Good Morning, or whatever time it is where you are. I’m actually doing this post Saturday AM; I have had a week virtually free of doctors’ appointments, so I don’t feel so slammed.
I have so, so much for which to be grateful today. I am alive, with food to eat and a roof over my head, (which is a good thing, because we’ve had the Maine version of a monsoon all week.) I am feeling a lot better emotionally than I have in a long time — I received a lovely comment about yesterday’s craziness at the doctors’, and for a split second I couldn’t recall any troubles there. I went through it, I ranted about it, and now it’s behind me. For anyone who has never been depressed, that is an enormous change for me. If I had a nickel for every time I carried that thing around for weeks, I wouldn’t be living here; I’d be in a house on the beach somewhere warm and lovely.

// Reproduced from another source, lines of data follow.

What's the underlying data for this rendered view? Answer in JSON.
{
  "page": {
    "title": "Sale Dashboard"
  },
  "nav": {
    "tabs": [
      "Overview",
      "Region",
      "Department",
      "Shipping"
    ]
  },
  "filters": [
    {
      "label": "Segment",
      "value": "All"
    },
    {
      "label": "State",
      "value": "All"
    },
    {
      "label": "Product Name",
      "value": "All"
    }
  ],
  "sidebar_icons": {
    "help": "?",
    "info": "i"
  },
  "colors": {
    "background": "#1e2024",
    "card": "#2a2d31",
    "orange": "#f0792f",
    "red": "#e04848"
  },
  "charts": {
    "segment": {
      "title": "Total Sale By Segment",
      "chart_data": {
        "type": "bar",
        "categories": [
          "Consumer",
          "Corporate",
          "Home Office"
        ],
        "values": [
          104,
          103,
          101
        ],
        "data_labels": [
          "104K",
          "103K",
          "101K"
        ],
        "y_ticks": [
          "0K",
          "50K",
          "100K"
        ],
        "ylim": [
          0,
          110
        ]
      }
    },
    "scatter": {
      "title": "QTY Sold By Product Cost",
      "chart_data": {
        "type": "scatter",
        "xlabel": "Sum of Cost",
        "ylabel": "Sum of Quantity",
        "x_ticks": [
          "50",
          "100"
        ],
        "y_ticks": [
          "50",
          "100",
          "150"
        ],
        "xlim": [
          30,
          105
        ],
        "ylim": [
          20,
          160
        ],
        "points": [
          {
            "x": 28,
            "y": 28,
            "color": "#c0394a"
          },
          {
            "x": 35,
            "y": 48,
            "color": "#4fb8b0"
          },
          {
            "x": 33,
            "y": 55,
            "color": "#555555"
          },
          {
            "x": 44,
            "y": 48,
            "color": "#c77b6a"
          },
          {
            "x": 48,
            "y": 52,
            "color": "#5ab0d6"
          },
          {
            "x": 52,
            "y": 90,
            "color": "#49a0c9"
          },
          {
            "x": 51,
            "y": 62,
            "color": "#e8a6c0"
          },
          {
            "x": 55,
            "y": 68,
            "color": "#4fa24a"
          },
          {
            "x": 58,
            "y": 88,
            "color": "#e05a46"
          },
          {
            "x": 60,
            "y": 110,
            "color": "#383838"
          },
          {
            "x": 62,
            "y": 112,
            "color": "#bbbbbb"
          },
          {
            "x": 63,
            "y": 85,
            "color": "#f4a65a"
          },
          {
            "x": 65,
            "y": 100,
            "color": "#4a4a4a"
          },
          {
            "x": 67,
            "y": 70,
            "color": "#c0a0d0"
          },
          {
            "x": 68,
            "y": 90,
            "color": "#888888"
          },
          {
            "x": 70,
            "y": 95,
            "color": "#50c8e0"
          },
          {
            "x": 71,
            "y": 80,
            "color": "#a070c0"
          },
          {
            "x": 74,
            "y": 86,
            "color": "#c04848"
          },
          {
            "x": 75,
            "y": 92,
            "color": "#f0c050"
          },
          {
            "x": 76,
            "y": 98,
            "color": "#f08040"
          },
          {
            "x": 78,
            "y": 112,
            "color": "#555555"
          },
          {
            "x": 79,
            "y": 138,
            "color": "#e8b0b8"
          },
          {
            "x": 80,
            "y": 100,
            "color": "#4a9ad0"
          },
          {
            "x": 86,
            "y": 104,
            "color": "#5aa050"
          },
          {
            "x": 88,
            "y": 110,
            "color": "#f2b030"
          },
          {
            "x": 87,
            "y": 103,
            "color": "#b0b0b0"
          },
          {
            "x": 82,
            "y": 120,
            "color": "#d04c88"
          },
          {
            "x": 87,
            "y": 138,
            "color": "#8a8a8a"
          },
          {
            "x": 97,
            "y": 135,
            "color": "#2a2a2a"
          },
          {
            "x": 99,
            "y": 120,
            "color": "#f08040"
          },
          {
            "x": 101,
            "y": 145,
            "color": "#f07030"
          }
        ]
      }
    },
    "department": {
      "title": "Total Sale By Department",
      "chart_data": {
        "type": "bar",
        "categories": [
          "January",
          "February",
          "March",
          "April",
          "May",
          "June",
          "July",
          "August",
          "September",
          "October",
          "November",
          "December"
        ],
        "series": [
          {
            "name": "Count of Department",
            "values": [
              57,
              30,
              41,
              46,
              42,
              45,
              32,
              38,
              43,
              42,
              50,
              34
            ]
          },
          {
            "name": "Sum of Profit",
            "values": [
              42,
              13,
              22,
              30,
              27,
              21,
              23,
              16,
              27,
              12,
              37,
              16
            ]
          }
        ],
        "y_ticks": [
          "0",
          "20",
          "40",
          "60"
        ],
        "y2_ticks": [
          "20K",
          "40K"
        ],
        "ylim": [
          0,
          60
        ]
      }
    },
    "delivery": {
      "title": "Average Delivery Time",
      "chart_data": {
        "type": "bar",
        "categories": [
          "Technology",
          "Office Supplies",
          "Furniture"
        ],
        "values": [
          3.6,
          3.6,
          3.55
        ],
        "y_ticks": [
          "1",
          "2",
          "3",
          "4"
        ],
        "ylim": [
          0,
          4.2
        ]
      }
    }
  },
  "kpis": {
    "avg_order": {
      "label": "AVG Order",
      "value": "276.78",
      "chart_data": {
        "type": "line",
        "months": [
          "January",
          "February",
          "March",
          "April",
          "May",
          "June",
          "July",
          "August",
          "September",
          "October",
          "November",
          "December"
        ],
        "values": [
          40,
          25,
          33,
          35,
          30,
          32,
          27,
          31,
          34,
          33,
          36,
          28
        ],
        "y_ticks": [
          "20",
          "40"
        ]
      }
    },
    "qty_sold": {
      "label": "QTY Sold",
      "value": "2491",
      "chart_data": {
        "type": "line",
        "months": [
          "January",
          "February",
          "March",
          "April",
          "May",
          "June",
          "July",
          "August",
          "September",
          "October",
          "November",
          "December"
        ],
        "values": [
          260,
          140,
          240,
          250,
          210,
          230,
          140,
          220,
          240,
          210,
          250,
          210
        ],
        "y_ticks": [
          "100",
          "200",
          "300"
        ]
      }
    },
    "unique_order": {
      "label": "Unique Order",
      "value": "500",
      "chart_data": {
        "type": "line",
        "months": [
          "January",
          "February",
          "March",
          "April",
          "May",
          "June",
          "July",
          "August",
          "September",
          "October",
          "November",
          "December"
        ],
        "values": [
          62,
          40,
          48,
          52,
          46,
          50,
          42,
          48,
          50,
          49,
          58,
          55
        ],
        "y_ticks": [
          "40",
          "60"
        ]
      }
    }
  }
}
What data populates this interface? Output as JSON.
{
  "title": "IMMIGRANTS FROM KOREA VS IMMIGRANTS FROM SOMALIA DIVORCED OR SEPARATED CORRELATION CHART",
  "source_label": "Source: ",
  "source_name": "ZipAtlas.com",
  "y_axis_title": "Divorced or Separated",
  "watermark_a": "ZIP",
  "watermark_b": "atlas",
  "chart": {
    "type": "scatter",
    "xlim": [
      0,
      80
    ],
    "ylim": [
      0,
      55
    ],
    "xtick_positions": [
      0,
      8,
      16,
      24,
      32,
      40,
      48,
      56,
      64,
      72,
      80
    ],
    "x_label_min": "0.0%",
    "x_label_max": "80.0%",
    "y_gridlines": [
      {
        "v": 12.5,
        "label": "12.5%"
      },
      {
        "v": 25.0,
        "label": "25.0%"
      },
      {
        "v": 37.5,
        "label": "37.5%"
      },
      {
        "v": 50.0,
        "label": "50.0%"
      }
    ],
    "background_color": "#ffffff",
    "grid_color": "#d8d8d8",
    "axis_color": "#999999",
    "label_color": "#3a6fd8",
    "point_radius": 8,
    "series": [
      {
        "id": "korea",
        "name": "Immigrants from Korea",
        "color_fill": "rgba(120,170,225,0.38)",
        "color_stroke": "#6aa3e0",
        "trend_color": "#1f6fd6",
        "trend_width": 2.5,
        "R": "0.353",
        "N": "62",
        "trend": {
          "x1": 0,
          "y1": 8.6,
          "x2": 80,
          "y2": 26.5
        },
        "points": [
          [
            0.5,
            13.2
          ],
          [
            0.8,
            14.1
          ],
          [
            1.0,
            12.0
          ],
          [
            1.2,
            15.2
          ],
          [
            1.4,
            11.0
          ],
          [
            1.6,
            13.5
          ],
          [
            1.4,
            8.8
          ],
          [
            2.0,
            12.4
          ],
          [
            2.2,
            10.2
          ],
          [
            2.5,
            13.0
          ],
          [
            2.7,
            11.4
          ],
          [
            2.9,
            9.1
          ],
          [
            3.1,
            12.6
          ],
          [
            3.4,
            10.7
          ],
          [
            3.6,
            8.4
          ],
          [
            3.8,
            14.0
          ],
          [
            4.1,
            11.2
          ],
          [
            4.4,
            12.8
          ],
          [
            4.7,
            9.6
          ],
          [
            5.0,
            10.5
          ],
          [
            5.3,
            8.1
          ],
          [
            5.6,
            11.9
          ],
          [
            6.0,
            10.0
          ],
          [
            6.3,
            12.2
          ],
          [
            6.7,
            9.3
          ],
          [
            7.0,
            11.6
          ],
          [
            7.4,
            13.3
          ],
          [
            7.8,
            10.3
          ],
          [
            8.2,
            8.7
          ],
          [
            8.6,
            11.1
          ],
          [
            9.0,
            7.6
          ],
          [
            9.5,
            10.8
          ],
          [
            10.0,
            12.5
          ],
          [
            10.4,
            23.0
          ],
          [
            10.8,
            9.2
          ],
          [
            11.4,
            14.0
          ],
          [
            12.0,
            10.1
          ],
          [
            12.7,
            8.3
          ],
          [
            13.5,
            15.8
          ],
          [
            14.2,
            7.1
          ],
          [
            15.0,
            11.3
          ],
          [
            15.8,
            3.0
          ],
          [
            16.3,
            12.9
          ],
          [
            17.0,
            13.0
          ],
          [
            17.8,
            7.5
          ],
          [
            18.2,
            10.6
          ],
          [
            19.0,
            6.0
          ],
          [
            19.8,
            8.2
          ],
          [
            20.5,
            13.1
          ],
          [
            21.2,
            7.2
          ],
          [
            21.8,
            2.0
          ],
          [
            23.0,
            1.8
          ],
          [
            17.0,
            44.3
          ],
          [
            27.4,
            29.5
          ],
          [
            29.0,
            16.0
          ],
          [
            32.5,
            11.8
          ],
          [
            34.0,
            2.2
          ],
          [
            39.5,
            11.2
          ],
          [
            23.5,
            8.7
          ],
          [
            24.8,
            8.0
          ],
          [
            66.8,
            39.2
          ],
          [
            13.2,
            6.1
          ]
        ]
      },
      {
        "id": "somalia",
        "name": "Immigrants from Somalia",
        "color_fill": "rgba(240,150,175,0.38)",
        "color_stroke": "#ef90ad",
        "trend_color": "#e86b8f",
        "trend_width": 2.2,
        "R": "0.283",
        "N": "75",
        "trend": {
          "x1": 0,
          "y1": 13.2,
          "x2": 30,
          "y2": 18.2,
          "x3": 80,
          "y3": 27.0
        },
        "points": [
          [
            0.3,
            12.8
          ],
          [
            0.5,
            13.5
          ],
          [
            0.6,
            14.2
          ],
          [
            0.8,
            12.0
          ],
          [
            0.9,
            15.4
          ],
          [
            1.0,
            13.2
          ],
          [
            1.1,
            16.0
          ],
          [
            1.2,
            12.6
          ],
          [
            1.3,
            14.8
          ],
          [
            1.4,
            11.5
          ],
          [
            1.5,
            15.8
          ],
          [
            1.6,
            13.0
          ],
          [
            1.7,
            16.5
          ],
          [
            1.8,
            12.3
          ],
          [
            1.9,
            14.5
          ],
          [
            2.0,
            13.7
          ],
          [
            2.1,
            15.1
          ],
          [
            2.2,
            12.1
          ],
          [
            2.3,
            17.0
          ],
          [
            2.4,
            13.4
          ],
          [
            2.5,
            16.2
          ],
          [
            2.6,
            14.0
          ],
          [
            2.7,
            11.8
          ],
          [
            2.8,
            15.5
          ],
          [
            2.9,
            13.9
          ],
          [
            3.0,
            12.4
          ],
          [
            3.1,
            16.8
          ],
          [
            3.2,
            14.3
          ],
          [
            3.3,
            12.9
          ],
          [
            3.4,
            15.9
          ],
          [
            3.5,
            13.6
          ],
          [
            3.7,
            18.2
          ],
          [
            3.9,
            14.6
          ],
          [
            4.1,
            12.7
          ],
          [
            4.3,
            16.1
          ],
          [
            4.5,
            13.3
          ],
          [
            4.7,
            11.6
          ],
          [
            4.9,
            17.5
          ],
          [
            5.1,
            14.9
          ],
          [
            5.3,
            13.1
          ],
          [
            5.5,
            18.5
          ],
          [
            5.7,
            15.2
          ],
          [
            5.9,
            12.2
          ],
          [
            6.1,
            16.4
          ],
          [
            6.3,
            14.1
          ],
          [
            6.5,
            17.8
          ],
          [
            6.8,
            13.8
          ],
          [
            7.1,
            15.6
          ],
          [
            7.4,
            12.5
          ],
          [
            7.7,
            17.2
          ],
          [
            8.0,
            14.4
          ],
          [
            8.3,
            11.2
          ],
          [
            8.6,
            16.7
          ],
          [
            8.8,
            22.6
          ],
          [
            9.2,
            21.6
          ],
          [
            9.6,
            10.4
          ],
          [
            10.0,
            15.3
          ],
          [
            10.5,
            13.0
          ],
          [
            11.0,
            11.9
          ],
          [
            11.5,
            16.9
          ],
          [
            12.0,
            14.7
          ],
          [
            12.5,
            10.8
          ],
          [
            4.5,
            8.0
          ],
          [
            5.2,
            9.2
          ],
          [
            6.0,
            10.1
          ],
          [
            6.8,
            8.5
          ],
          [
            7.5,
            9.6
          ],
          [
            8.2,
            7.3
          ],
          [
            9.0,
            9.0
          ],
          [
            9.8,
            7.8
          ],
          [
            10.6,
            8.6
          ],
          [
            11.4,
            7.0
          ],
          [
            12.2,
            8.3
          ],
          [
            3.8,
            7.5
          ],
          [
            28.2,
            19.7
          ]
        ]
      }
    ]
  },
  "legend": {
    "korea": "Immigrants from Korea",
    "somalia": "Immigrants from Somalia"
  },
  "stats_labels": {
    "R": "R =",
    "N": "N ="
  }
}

I owe thanks to so many for that. First, sister S., who listened all those years, and kept right on loving me, AND introducing me to a new way of looking at the world. Sue, from the bottom of my heart all the way to the top, thank you for your gift, and for being such a loving friend and sister. ❤
My mom stayed right beside me, even when she was near crazy with frustration. I know I’ve made you want to scream, time after time, Mom; thank you so much for hanging in there, and for loving me so much that even after all that, we are friends. ❤
All of the other members of my family — I’m sorry I have to lump you together, but sisters J., DC, DB, and M., brother M., and Dad and P., for your unbounded optimism. Also, assorted spouses and significant others, and all my nieces and nephews, and my grand-nephew and incipient grand-niece. All of you supported me and loved me, even when we didn’t see each other or speak for months at a time. Thank you so much. ❤
Mom just called, and we are going to the Coastal Maine Botanical Gardens in an hour, so I better go get ready. My love and thanks to my psychologist, and all my friends, especially Darreby, and all of my lovely online friends, who are so faithful, work friends, and anyone I’ve forgotten: I realize that each and every one of you has had a hand in getting me to where I am. Thank you all so much. I am so blessed, and so thankful. I am a very lucky woman.